Tuesday, March 11, 2008

Sri Lanka day 2. Getting organized and catching up

For several years, now, I have treated myself to a business class ticket on the London-Colombo leg of my flights to and from Sri Lanka. In contrast to the outrageous prices for Trans-Atlantic flights, the cost seems reasonable, it adds only about $2,000 to the price of the ticket. This transforms 22 to 24 hours in the air from an endurance trial to a sybaritic oasis, at least semi-detached from the cares of the world.

All went smoothly at check-in, in the air and on arrival. Previous readers will be familiar with my comments on Sri Lankans’ basic civility and honesty. One encounters this first when securing a taxi for the drive into Colombo. My driver, Mr.
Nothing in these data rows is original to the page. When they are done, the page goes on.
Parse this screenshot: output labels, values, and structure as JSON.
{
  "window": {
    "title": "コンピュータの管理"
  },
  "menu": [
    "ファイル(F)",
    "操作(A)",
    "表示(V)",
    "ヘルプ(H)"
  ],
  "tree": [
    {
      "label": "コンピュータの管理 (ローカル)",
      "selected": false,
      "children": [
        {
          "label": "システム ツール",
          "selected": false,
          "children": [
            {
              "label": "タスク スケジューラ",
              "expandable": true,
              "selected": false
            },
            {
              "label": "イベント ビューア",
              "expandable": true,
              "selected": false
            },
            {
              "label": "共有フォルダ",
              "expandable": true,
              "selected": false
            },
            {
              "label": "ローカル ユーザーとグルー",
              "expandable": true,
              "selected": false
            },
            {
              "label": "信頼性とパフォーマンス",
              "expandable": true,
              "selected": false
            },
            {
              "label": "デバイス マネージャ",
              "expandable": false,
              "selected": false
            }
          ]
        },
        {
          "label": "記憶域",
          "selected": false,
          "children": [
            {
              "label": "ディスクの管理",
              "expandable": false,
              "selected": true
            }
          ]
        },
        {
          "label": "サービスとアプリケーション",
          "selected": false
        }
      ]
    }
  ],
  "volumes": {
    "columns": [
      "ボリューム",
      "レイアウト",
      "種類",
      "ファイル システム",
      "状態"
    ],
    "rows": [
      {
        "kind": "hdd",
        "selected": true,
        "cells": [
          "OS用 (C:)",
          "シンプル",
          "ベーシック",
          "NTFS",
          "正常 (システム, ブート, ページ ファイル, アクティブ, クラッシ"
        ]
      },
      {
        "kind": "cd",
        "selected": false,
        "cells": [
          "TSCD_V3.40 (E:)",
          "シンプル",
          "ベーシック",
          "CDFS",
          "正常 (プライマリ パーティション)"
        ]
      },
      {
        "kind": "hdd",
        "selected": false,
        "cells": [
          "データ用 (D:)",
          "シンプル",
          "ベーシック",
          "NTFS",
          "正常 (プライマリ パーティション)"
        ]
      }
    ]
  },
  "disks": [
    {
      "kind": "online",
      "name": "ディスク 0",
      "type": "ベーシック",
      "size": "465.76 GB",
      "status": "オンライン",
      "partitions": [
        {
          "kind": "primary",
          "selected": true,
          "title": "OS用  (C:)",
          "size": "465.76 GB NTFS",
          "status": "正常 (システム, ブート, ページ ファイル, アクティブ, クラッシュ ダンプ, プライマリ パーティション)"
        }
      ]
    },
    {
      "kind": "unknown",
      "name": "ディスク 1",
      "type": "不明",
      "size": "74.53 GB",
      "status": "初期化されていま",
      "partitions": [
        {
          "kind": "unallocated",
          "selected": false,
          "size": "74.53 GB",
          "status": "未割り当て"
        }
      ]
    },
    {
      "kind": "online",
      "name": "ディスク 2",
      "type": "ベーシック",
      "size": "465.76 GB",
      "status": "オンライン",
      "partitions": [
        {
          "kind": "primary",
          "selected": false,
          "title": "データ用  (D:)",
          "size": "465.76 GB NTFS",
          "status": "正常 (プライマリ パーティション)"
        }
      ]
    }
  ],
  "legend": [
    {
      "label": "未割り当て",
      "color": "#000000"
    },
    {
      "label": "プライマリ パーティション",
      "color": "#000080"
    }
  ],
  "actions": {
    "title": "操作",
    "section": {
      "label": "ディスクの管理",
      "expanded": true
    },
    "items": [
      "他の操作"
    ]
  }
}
Premasiri, was a former schoolteacher, 50 years old, with a wife and 3 children. He drove cautiously, sloping for bumps and potholes to protect his vehicle. Drivers’ major income, when available comes not from trips to and from the airports, but form tourist tours around the island, when they not only drive but book hotels and sightseeing. But resurgent conflict has taken its toll on this aspect of Sri Lankan life as on others. Even though March is towards the end of ‘high season’ the plane was nearly half empty. The one touristic looking middle-aged couple in business class refused the offer of a Sri Lankan newspaper. Almost certainly, they were transiting to the Maldives.

Despite numerous obligations during this brief visit, I am trying to pace myself. After arriving at #100/5 Horton Gardens at 4 AM, I slept in until nine, ate breakfast, unpacked and took lunch with my hostess before walking to the International Centre for Ethnic studies offices about 3:00. Afterwards, there were a series of meetings lasting until after 10 PM, so despite a leisurely morning, I could feel that the day had been productive.